Chevy officials downplayed antagonistic nature of the ads, saying they were simply a way to get out the brand’s “story.” Silverado and Ram truck sales have benefitted from F-150 problems. Silverado sales jumped 18% last month, and Ram sales rose 0.6% and 4.3% in the first half.
(Chevy takes on new F-150 in web campaign. For more, Click Here.)
However, a look behind the curtain reveals that things are not nearly as bad as it may seem. The discounts were on Ford’s website, and vary by region. The highest discounts were found in places like Washington, D.C., which is not a big truck market. However, other places like California saw discounts as high as $7,000, although they were tied to Ford’s high-end pickups.
The packages also include rebates that are available to any new Ford buyer, such as $750 off for financing through Ford Credit, or $2,500 back in bonus cash, according to Ford officials. The average F-Series incentive was $3,100 per truck, Ford said, which lower than the industry average and about $600 less than what Ford offered this time last year on the previous-generation truck.
(Click Here to see why F-150 buyers are overwhelmingly choosing V6 engines.)

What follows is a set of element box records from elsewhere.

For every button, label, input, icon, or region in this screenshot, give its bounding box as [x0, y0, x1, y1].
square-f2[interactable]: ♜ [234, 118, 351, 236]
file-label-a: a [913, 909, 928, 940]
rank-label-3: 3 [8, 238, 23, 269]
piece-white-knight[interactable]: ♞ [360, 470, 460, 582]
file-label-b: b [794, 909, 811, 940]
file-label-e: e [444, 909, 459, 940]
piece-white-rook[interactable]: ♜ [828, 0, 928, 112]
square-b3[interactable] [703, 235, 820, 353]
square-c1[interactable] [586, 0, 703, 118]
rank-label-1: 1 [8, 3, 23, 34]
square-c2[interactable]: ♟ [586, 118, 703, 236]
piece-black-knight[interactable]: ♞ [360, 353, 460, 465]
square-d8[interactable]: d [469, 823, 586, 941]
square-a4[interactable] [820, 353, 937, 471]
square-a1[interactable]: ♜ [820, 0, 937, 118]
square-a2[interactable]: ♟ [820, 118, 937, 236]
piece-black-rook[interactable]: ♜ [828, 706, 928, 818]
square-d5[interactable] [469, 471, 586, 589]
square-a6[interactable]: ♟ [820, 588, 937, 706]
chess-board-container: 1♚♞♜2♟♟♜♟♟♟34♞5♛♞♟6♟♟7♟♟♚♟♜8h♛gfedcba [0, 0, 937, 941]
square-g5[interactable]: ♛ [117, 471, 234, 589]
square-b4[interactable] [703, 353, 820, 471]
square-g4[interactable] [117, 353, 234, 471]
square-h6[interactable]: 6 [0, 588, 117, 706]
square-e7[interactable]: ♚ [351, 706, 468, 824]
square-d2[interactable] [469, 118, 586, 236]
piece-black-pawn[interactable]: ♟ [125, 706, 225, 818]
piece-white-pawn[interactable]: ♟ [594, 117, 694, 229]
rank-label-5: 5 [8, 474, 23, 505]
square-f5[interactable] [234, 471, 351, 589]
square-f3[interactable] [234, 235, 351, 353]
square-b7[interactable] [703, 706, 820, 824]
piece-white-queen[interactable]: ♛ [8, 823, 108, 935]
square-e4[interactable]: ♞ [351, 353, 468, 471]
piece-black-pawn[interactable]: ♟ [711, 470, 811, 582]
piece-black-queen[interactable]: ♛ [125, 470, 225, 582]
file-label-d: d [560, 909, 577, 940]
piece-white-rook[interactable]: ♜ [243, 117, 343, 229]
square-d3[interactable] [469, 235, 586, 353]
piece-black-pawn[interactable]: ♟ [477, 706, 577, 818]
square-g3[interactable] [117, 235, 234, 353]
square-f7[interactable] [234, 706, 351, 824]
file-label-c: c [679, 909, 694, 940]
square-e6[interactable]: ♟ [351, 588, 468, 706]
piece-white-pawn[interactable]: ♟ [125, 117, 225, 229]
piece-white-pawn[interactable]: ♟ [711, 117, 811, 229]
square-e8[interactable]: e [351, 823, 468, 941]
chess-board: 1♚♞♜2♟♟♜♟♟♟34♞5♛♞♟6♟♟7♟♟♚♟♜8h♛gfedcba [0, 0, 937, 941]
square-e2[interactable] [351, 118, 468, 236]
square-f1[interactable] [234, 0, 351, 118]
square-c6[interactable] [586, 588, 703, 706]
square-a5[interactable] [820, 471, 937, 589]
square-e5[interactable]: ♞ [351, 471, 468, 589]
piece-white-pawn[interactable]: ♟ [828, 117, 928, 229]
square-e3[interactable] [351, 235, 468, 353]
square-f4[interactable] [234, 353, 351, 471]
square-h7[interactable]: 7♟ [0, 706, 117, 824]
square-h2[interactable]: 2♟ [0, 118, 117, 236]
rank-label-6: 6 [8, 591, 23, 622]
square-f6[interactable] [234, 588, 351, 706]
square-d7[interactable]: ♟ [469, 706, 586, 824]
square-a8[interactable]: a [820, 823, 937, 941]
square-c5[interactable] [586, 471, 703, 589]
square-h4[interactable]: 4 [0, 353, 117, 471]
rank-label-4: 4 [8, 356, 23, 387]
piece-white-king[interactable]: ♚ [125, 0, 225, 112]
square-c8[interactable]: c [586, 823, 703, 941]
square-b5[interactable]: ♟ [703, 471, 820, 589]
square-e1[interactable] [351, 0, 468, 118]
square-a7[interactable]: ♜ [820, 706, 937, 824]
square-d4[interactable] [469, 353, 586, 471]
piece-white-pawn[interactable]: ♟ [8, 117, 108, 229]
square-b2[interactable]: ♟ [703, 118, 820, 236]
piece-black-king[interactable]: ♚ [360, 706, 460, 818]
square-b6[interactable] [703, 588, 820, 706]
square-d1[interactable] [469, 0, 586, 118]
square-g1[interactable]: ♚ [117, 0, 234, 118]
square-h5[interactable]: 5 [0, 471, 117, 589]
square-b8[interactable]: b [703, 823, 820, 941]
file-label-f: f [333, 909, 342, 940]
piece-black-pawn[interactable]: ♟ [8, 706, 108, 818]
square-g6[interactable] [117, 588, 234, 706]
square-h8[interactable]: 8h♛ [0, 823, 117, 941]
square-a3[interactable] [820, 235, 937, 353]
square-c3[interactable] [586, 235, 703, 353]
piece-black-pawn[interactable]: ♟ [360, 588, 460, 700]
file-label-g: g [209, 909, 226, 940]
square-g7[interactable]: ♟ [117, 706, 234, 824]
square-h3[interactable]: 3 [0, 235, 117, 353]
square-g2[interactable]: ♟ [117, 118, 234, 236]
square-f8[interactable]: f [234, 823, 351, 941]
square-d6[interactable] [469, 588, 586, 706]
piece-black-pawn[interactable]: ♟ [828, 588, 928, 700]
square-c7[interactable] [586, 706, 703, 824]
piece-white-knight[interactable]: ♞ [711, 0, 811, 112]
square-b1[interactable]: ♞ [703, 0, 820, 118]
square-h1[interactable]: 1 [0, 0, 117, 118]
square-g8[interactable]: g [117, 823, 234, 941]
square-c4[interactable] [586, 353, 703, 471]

The trucks turn in average of 32 days, which is faster than its competitors in the segment. Average transaction prices are $44,100, the highest in the half-ton pickup segment and a record for the company. Ford officials note they only have half as many new trucks in their inventory as they normally would at this time.
In short: they’re selling the trucks faster using lower incentives and for more money than the competition. So why are they selling fewer of them? Well, it’s a matter of production constraints.
(Which are America’s highest-quality pickups? Click Here to see who ranked highest in the latest JD Power study.)
In May, Ford cut weekend shifts at its Dearborn Truck and Kansas City Assembly plants because the supplier they use for the frames, Metalsa, was unable to meet the demand. Ford made no mention of the problem so in spite of the fact that you can build trucks without frames, it appeared to some that there was a demand problem. However, the problem has been resolved and frame supplies will be back to normal this fall.